Though the pace of Moore’s Law has decelerated in recent years, Nvidia’s AI chips claim to be setting their pace. Nvidia’s latest data center superchip is noted for being over 30x swifter at processing AI inference workloads than the preceding variant.
Huang argues that their continued innovation across all dimensions—architecture, chip, system, libraries, and algorithms—enables them to overtake Moore’s Law. Amid growing skepticism regarding stagnating AI progress, Huang’s assertion offers a glimmer of hope. Various leading AI labs employ Nvidia’s AI chips, suggesting that improvements in these chips could catalyze further enhancements in AI capabilities.

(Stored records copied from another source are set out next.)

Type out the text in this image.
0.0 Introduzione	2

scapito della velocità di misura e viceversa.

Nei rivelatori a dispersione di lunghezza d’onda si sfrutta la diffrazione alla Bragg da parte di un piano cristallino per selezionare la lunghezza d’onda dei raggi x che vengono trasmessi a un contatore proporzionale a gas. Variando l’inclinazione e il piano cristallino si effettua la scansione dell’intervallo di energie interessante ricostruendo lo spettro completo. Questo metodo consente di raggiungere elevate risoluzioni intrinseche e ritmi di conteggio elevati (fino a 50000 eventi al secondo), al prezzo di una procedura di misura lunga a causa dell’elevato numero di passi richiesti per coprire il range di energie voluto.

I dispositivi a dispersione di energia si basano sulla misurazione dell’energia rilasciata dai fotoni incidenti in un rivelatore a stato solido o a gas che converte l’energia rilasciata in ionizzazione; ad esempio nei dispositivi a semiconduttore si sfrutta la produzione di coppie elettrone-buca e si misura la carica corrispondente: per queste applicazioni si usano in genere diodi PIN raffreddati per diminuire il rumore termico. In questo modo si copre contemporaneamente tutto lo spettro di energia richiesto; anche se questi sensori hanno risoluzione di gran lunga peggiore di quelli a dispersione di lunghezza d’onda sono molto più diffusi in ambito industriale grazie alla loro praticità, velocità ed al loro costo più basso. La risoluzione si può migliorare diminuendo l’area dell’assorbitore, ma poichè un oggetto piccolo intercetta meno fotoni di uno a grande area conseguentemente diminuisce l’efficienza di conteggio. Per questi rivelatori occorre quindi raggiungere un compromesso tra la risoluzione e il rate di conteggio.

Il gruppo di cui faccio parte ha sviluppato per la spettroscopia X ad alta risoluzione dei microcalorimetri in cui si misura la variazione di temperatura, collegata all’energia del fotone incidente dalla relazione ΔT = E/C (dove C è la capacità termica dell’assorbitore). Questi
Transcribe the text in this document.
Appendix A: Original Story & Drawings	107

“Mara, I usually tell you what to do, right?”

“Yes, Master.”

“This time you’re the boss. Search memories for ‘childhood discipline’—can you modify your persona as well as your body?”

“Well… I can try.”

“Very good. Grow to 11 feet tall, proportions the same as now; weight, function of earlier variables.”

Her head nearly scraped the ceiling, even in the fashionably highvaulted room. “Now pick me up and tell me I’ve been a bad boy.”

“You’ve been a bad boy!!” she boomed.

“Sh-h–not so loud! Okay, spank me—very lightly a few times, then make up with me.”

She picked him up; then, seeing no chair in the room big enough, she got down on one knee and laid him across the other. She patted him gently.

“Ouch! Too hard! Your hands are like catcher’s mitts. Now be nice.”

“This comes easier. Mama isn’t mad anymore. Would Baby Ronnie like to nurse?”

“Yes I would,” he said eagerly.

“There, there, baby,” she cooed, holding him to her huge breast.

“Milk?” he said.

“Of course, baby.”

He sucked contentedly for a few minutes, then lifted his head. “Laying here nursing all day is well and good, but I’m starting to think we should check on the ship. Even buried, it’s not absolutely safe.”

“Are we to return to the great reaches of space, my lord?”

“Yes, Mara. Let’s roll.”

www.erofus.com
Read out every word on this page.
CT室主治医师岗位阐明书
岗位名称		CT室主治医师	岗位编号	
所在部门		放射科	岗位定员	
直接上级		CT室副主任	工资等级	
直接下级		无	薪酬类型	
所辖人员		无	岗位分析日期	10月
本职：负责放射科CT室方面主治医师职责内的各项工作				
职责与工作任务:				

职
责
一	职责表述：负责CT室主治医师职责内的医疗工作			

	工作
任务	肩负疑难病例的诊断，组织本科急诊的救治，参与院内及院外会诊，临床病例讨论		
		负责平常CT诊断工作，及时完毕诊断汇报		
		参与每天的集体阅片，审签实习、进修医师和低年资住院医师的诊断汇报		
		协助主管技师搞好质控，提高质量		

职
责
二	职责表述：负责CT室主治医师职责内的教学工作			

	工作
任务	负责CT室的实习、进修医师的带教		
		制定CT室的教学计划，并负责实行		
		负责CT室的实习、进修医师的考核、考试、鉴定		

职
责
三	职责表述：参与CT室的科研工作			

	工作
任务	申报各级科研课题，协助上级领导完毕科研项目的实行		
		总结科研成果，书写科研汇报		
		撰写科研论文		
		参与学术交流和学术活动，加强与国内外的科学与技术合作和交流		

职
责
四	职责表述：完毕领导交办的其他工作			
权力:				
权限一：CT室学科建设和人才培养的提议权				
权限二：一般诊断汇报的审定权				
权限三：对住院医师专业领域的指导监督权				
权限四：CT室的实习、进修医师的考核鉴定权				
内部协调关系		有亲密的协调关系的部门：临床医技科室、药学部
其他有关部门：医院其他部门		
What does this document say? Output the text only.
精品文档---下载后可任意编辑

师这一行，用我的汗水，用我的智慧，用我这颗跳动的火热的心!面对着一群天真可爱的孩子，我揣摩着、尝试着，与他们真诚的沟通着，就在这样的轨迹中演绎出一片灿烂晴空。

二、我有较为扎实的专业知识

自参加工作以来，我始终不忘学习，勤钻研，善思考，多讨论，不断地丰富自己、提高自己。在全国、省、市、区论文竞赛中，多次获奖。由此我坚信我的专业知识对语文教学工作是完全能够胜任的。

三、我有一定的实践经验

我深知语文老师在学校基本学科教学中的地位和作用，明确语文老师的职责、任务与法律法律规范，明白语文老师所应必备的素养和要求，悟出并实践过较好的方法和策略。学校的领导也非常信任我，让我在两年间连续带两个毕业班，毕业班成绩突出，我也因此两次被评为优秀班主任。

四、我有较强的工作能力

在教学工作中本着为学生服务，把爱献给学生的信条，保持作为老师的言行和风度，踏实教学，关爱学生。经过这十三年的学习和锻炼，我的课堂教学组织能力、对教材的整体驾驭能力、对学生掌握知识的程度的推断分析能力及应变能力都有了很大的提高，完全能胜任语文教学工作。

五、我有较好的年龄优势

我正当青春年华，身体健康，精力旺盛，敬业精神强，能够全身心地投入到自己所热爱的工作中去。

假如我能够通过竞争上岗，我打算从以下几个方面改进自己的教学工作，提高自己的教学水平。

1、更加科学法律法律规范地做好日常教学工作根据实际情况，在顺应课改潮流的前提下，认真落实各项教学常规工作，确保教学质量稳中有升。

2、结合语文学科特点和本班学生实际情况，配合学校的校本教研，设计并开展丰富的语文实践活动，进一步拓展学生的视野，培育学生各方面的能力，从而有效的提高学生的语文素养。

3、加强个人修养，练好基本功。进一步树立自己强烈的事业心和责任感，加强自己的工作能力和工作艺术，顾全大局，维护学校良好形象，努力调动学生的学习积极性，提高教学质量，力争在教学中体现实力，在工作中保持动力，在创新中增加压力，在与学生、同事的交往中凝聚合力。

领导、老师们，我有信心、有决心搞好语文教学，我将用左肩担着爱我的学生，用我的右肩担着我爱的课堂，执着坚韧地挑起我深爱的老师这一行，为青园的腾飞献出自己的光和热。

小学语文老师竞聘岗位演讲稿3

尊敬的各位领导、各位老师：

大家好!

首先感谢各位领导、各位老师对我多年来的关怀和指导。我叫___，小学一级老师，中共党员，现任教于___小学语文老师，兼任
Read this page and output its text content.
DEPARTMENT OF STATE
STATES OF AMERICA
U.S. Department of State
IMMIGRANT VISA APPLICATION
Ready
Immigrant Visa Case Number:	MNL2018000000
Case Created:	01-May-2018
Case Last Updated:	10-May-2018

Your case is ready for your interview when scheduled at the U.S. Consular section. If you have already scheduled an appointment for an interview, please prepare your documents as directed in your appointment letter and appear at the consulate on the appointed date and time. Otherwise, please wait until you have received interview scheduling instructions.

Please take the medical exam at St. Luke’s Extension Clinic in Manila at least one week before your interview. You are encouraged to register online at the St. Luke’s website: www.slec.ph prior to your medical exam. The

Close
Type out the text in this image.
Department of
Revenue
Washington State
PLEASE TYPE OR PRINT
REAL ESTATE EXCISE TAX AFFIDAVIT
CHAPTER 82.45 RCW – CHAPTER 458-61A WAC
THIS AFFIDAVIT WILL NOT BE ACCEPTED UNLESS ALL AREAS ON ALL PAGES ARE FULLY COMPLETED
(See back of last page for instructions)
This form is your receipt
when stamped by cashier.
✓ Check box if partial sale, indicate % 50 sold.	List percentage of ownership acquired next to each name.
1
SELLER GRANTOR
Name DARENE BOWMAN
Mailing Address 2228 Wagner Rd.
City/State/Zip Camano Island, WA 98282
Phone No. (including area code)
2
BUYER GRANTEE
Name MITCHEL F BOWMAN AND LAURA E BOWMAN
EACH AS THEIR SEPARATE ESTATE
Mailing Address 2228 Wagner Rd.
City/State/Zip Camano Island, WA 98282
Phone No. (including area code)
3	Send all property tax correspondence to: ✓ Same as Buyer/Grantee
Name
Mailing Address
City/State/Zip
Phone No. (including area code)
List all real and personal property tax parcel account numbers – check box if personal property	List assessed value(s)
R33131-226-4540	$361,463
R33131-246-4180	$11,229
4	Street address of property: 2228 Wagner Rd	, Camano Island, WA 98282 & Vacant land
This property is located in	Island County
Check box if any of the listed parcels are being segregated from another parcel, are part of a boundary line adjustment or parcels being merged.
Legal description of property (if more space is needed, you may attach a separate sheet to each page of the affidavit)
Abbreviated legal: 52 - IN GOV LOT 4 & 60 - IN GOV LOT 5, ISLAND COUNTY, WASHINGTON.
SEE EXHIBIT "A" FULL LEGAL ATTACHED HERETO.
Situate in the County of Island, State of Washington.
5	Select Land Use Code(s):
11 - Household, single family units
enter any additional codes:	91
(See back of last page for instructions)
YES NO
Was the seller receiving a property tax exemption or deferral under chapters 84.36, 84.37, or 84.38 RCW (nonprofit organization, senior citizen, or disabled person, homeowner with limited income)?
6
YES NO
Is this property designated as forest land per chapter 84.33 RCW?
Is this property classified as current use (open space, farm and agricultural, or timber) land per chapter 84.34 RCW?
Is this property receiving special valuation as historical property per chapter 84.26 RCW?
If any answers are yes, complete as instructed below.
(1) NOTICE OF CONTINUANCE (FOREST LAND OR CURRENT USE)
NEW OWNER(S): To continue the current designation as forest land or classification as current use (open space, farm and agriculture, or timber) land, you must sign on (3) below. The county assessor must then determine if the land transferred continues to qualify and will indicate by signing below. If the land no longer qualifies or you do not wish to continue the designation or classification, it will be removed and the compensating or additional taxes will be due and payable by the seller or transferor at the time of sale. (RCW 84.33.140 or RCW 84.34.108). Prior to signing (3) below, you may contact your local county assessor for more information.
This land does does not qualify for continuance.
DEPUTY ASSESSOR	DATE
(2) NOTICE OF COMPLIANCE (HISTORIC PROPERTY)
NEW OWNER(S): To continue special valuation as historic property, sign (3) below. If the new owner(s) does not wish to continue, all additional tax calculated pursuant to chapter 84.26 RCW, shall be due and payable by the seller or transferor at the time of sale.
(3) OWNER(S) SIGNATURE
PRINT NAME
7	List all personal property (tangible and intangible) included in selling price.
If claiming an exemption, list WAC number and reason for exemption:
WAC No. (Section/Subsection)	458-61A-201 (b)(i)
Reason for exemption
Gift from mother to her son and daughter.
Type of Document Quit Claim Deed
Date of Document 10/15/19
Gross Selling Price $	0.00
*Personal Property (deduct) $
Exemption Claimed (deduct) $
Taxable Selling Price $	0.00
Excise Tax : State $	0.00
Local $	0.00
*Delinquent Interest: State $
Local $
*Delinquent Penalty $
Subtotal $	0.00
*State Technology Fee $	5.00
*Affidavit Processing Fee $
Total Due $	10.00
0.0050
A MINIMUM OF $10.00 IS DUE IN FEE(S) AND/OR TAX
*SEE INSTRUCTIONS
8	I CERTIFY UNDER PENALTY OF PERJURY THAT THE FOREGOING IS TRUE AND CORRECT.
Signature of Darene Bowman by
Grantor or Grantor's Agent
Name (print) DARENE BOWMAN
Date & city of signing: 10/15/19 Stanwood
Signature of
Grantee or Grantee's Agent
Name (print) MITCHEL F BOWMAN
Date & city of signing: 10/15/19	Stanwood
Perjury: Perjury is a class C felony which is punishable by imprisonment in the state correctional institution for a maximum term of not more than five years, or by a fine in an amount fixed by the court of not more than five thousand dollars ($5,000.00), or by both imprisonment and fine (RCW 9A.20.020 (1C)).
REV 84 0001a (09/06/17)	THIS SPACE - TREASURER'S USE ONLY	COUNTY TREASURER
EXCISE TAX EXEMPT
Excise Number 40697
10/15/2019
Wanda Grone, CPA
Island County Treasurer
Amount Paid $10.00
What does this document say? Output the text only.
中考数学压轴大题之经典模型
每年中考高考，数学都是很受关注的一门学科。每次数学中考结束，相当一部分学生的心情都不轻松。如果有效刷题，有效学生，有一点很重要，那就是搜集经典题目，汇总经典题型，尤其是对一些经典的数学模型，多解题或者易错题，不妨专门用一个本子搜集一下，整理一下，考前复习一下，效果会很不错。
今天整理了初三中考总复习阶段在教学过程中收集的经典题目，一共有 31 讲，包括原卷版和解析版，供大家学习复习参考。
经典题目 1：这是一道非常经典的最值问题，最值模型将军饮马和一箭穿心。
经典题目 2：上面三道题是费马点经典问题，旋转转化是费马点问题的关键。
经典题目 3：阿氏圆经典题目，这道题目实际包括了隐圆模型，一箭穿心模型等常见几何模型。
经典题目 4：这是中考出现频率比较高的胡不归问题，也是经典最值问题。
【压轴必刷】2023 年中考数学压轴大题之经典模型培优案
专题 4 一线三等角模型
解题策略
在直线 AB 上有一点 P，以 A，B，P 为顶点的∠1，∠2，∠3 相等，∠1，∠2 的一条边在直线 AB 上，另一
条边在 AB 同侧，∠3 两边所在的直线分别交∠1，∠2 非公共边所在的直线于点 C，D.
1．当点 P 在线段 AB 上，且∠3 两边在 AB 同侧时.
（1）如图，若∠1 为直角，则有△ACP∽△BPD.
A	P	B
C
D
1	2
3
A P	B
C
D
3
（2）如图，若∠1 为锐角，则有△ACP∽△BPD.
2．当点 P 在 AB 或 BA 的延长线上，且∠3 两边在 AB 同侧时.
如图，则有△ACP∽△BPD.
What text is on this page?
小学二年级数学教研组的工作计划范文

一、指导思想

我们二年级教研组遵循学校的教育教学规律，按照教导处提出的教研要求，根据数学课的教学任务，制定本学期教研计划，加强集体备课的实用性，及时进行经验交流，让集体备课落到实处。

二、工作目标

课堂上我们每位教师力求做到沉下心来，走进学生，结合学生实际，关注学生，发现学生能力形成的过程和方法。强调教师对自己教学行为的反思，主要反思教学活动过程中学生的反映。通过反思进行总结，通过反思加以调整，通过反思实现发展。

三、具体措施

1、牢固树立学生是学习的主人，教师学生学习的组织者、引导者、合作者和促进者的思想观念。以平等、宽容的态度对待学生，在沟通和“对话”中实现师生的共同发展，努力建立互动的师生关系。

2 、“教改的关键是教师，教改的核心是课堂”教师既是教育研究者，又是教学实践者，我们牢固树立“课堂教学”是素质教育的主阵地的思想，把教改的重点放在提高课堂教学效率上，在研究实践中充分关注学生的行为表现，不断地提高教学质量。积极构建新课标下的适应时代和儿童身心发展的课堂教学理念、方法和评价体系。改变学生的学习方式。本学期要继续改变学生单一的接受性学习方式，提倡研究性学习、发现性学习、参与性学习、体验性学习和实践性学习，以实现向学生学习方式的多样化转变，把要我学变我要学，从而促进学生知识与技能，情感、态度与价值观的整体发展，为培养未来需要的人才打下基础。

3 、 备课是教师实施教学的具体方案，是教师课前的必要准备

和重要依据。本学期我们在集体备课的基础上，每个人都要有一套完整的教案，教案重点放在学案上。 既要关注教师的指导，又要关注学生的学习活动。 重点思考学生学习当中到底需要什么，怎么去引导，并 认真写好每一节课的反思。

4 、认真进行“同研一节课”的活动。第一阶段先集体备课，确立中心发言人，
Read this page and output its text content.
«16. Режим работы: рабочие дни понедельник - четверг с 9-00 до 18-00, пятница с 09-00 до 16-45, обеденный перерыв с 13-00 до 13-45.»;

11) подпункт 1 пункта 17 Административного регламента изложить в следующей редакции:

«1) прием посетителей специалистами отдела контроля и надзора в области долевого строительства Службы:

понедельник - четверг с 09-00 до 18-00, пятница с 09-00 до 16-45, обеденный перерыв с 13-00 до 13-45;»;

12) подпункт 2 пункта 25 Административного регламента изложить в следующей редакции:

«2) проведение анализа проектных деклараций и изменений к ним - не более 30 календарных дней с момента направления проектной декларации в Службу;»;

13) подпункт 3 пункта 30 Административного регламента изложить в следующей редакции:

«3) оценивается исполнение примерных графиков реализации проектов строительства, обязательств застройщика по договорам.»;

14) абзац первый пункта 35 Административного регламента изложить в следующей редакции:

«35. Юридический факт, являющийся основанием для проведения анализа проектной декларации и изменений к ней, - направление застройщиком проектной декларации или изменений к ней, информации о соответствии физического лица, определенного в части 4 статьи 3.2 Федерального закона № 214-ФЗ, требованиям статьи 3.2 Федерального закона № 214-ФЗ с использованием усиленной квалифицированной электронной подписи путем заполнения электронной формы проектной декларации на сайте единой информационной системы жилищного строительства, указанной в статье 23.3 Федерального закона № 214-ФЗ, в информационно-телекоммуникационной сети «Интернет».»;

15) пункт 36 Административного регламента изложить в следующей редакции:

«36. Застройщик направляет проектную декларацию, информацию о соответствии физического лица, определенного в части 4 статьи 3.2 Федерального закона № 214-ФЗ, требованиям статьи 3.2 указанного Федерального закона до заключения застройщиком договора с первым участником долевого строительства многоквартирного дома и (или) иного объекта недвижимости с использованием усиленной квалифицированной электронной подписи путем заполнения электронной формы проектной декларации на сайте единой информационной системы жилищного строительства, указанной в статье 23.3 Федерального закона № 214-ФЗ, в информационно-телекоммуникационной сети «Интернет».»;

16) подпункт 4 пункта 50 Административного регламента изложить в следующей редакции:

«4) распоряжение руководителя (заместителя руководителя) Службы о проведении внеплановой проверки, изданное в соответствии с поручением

Huang debunks notions of stalled AI progress, proposing the existence of three active AI scaling laws that center on pre-training, post-training, and test-time compute. He foresees a similar cost reduction curve for inference, driving up performance while driving down costs.
However, some tech companies, focusing increasingly on inference, question the continued dominance of Nvidia’s costly chips. Huang counters by showing off Nvidia’s latest data center superchip, the GB200 NVL72. It is considerably faster than its predecessor, the H100, making resource-intensive AI reasoning models more affordable over time.
Huang forecasts that the price of AI models will continue to plummet owing to technological breakthroughs like the ones they are making at Nvidia. The company is gearing up for a long-term commitment to developing better-performing chips. Huang expects this performance enhancement to be a significant catalyst in reducing the cost of AI models.